Ein unberechtigter Leistungsbezug kann nur dann vorliegen, wenn in den maßgeblichen Leistungszeiträumen das nach den einschlägigen Vorschriften des SGB II ermittelte, eventuell um Freibeträge gekürzte Eigeneinkommen über dem nach denselben Vorschriften errechnete, die individuellen Lebensverhältnisse des Leistungsempfängers berücksichtigenden Bedarf liegt (vgl. §§ 7 ff., 20 ff. SGB 11). Dies gilt auch für den Bedarf für Unterkunft und Heizung (§ 22 SGB II). Dem Berufungsurteil ist aber nicht zu entnehmen, wie hoch der jeweilige monatliche Bedarf des Angeklagten oder seiner Familie als Bedarfsgemeinschaft im Tatzeitraum gewesen ist, ob ihm Freibeträge zustanden, die von seinem Eigeneinkommen abzuziehen sind (vgl. §§ 11 ff.

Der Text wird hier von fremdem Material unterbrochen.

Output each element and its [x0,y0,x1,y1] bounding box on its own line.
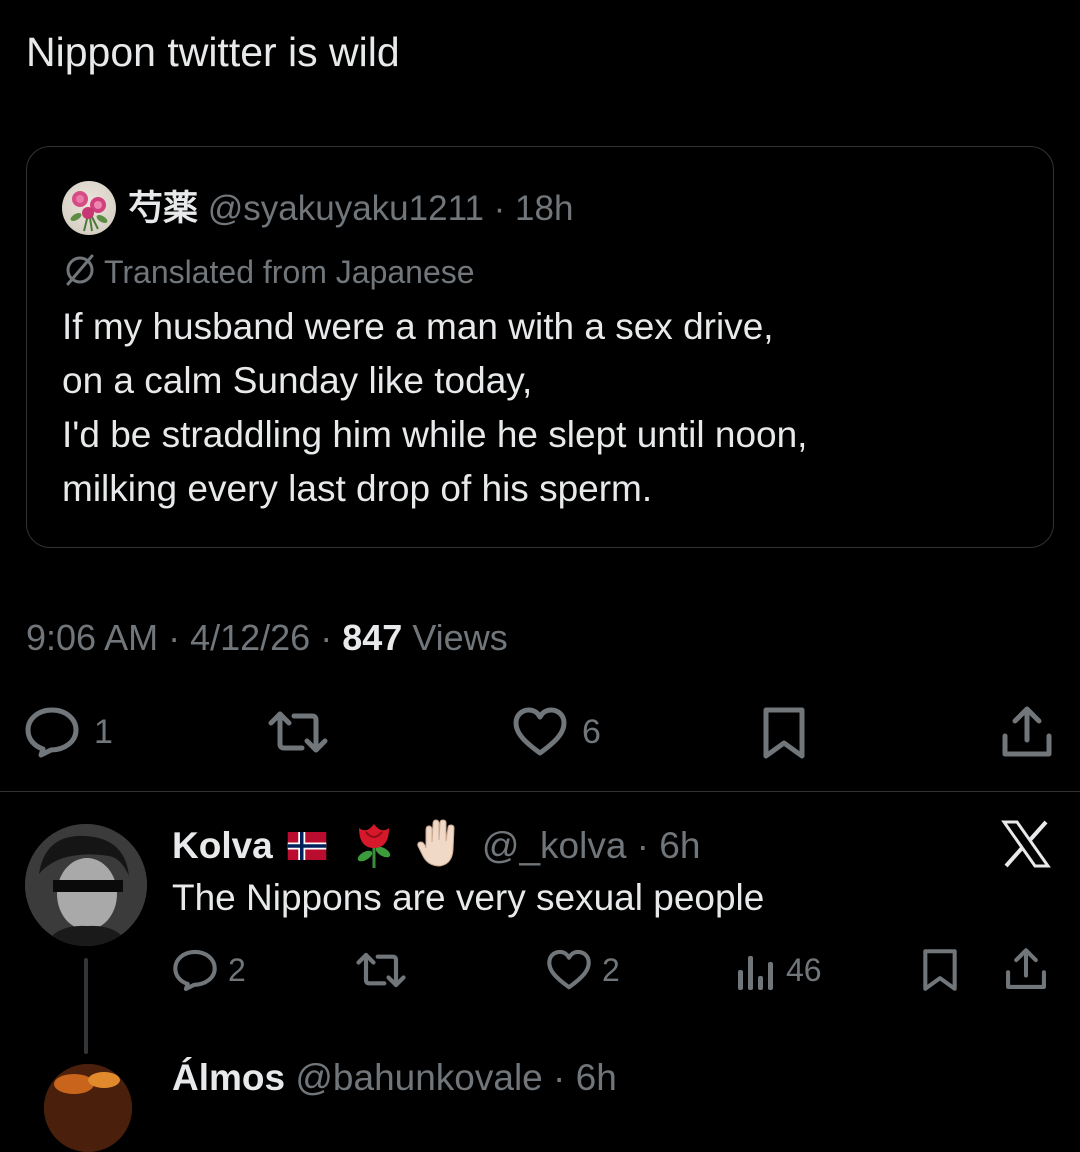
reply-avatar[interactable] [25,824,147,946]
repost-arrows-icon [268,711,328,753]
quoted-display-name[interactable]: 芍薬 [128,189,198,228]
translated-notice[interactable]: Translated from Japanese [62,250,475,294]
post-date[interactable]: 4/12/26 [190,617,310,658]
heart-icon [513,707,567,756]
next-reply-handle[interactable]: @bahunkovale [295,1057,542,1098]
reply-views-button[interactable]: 46 [736,948,822,992]
quoted-line: I'd be straddling him while he slept unt… [62,414,808,455]
reply-bookmark-button[interactable] [920,948,960,992]
quoted-time[interactable]: 18h [515,189,573,228]
heart-icon [547,949,591,990]
bar-chart-icon [738,956,773,990]
bookmark-icon [923,949,957,991]
reply-handle[interactable]: @_kolva [482,825,627,866]
quoted-body: If my husband were a man with a sex driv… [62,300,807,516]
bookmark-button[interactable] [760,706,808,760]
share-upload-icon [1006,948,1046,989]
globe-slash-icon [66,254,94,286]
fire-photo-image [44,1064,132,1152]
repost-arrows-icon [356,952,406,988]
next-reply-display-name[interactable]: Álmos [172,1057,285,1098]
next-reply-header: Álmos @bahunkovale · 6h [172,1057,617,1098]
divider [0,791,1080,792]
reply-time[interactable]: 6h [659,825,700,866]
reply-like-count: 2 [602,951,620,988]
reply-share-button[interactable] [1004,946,1048,992]
reply-count: 1 [94,712,113,751]
translated-label: Translated from Japanese [104,254,475,290]
next-reply-avatar[interactable] [44,1064,132,1152]
quoted-handle[interactable]: @syakuyaku1211 [208,189,484,228]
x-logo-icon[interactable] [1000,818,1052,870]
thread-line [84,958,88,1054]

SGB II), und in welcher Höhe hiernach ein Leistungsanspruch bestand. Die Revision weist im Übrigen zutreffend darauf hin, dass selbst bei Annahme eines verschwiegenen Zusatzverdienstes in Höhe von monatlich 500 nach den einschlägigen Sozialvorschriften nicht feststeht, ob dieser auf die festgestellten Leistungen anzurechnen gewesen wäre. Denn nach § 19 Abs. 3 Satz 2 SGB II deckt zu berücksichtigendes Einkommen zunächst den Regel- und Mehrbedarf nach §§ 20, 21 und 23 SGB II, und erst nachrangig den Bedarf für Unterkunft und Heizung nach § 22 SGB II. Hiernach kommt in Betracht, dass die Angabe eines von dem Zeugen Zimmermann möglicherweise erzielten Einkommens durch Zahlungen des Angeklagten für Renovierungsleistungen an der Übernahme der Unterkunftskosten seitens der ARGE nichts geändert hätte. Eine auf die fehlende Angabe zurückgehende Überzahlung des Regel- und Mehrbedarfs ist nicht festgestellt und von der zugelassenen Anklage auch nicht erfasst (vgl. BI. 117 f. d.A.).“

Also: Zurück und neu ….

Muss der Strafrichter Sozialrecht können?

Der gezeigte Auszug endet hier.